Before COVID-19, investors were slowly starting to rotate out of growth and into value, as concerns about a trade war, US election, Brexit and the possible peak of the stock market convinced some to adopt a more cautious stance.
However, when the COVID-19 crisis hit, growth stocks outperformed in both the sharp falls experienced in February and March and the subsequent rebound as investors sought the perceived safety of the lockdown winners. In some ways, this crisis has brought the future into the present, and exaggerated the structural investment trends that we had already started to see over the last 10 years.

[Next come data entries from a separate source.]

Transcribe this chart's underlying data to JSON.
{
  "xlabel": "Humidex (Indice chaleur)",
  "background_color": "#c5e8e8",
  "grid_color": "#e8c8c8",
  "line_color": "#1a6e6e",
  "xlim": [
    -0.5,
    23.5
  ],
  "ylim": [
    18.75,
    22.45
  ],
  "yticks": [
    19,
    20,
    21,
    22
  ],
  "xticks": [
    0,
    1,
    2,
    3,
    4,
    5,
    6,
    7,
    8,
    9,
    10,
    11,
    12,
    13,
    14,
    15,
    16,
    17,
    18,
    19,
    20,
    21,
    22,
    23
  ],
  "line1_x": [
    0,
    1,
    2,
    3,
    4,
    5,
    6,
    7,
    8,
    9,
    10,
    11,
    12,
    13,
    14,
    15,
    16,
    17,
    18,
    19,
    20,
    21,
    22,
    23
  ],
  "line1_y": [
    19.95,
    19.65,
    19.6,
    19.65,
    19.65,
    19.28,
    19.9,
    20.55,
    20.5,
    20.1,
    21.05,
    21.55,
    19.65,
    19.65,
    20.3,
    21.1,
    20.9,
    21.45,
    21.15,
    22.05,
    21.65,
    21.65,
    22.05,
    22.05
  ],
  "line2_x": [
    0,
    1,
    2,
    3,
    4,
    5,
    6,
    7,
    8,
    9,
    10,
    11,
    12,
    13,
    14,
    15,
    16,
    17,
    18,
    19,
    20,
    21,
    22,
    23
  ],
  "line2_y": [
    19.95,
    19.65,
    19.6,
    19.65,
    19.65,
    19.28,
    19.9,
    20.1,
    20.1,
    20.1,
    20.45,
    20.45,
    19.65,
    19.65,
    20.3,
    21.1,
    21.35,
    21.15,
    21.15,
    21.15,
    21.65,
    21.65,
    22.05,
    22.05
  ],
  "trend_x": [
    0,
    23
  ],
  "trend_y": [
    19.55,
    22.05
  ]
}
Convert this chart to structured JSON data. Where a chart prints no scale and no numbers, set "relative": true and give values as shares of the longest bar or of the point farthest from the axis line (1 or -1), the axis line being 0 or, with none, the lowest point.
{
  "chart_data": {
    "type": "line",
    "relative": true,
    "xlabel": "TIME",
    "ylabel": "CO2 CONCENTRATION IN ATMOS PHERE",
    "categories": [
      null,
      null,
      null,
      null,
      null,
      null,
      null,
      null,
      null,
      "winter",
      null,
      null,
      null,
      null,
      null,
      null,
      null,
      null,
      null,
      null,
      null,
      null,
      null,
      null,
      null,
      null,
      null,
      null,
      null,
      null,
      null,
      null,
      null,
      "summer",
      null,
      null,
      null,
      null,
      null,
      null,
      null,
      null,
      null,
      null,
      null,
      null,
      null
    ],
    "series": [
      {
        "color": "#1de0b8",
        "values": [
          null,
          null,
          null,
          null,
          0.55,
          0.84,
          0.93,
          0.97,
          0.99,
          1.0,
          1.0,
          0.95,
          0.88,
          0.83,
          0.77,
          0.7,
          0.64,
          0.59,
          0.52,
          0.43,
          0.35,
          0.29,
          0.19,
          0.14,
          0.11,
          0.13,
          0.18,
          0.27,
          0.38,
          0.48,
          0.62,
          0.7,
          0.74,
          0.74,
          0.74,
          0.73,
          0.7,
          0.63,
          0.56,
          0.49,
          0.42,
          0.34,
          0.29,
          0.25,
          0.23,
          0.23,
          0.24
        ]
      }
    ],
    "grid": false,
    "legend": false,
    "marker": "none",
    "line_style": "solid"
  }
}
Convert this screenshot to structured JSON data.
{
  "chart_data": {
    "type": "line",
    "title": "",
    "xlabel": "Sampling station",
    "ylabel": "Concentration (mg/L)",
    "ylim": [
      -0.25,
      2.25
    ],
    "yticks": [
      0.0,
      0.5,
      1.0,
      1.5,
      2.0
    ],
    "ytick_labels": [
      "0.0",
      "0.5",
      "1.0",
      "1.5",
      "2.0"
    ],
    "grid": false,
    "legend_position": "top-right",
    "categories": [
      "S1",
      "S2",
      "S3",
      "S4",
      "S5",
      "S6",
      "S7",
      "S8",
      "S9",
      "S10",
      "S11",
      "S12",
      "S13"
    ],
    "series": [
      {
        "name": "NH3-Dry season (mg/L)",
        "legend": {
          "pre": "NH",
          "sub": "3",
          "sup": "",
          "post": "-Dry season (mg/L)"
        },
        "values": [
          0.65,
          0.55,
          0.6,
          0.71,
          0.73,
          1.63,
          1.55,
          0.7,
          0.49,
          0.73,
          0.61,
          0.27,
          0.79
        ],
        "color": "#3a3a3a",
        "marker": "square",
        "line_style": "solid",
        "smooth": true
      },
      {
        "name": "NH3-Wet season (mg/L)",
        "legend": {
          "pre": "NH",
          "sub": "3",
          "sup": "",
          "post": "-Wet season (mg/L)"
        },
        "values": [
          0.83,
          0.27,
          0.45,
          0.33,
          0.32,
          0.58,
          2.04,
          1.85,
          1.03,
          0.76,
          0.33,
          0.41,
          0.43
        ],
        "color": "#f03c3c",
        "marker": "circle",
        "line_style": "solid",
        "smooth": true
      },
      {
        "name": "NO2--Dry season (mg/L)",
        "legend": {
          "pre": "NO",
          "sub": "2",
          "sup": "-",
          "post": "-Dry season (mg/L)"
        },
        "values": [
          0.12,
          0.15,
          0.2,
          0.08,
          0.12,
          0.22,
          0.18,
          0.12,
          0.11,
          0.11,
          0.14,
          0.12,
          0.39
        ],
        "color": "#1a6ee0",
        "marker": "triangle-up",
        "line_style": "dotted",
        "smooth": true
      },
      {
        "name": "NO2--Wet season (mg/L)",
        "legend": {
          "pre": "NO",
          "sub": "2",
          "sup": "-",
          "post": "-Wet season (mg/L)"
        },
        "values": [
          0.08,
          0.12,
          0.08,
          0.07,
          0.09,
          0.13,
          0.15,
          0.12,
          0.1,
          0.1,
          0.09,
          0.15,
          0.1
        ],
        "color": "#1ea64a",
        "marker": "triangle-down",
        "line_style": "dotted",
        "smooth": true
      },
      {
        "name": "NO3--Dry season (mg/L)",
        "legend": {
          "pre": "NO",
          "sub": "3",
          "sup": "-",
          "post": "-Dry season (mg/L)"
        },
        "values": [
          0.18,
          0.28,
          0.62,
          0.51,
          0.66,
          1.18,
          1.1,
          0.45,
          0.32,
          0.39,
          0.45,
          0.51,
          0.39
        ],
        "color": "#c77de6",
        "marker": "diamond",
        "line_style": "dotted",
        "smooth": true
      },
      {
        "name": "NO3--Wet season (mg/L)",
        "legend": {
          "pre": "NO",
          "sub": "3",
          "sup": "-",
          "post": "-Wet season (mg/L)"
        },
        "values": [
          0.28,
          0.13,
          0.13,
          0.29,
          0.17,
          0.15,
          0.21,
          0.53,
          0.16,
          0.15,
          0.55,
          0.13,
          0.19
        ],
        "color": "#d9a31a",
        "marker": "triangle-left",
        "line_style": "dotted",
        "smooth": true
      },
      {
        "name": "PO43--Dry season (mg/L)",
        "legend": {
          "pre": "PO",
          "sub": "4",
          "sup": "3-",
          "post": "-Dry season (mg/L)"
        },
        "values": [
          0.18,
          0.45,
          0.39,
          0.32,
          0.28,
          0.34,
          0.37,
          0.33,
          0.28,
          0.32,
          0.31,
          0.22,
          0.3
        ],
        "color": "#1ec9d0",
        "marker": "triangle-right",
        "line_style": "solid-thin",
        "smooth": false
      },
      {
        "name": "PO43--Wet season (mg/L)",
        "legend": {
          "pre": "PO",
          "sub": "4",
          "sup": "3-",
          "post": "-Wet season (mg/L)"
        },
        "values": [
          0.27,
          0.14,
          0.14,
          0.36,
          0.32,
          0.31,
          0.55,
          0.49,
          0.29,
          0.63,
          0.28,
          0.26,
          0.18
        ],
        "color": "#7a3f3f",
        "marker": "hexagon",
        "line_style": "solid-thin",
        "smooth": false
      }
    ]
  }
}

In the market rebound since the end of March, there have been brief periods when value stocks outperformed, as investors changed their buying habits and looked to ‘bargain hunt’, buying the cheap companies at distressed levels in those sectors that were devastated by the virus. At these times, share prices of travel groups, airline stocks, aircraft engineers, hospitality and leisure groups have all rallied sharply, but these ‘value’ rallies have yet to be sustained because concerns persist about the impact of the coronavirus on the fundamental structure of their businesses.
HAS ANYTHING CHANGED IN OUR INVESTMENT THESIS FOR THIS YEAR?
While value stocks are cheap and some growth stocks are looking expensive, we think that having some selective exposure to both within our equity allocation is prudent. In the short term, the lockdown winners such as big tech will continue to benefit from the uncertainty caused by the coronavirus and the new way of living and working remotely. Indeed, we may be at the start of a completely new normal, where these companies dominate for years to come. However, we also recognise that there are some very attractive opportunities in sectors and companies that have been adversely affected by this crisis and, provided that government support works properly if required, some of these sectors offer excellent value.
We have owned healthcare companies as a theme for many years and have added exposure to technology as a sector more recently. However, the outperformance of tech, healthcare and other non-cyclicals during this rebound tells us that investors are still cautious about how and when the global economy and corporate sector will emerge from this economic crisis, so overall we believe it is prudent to remain diversified and defensively positioned.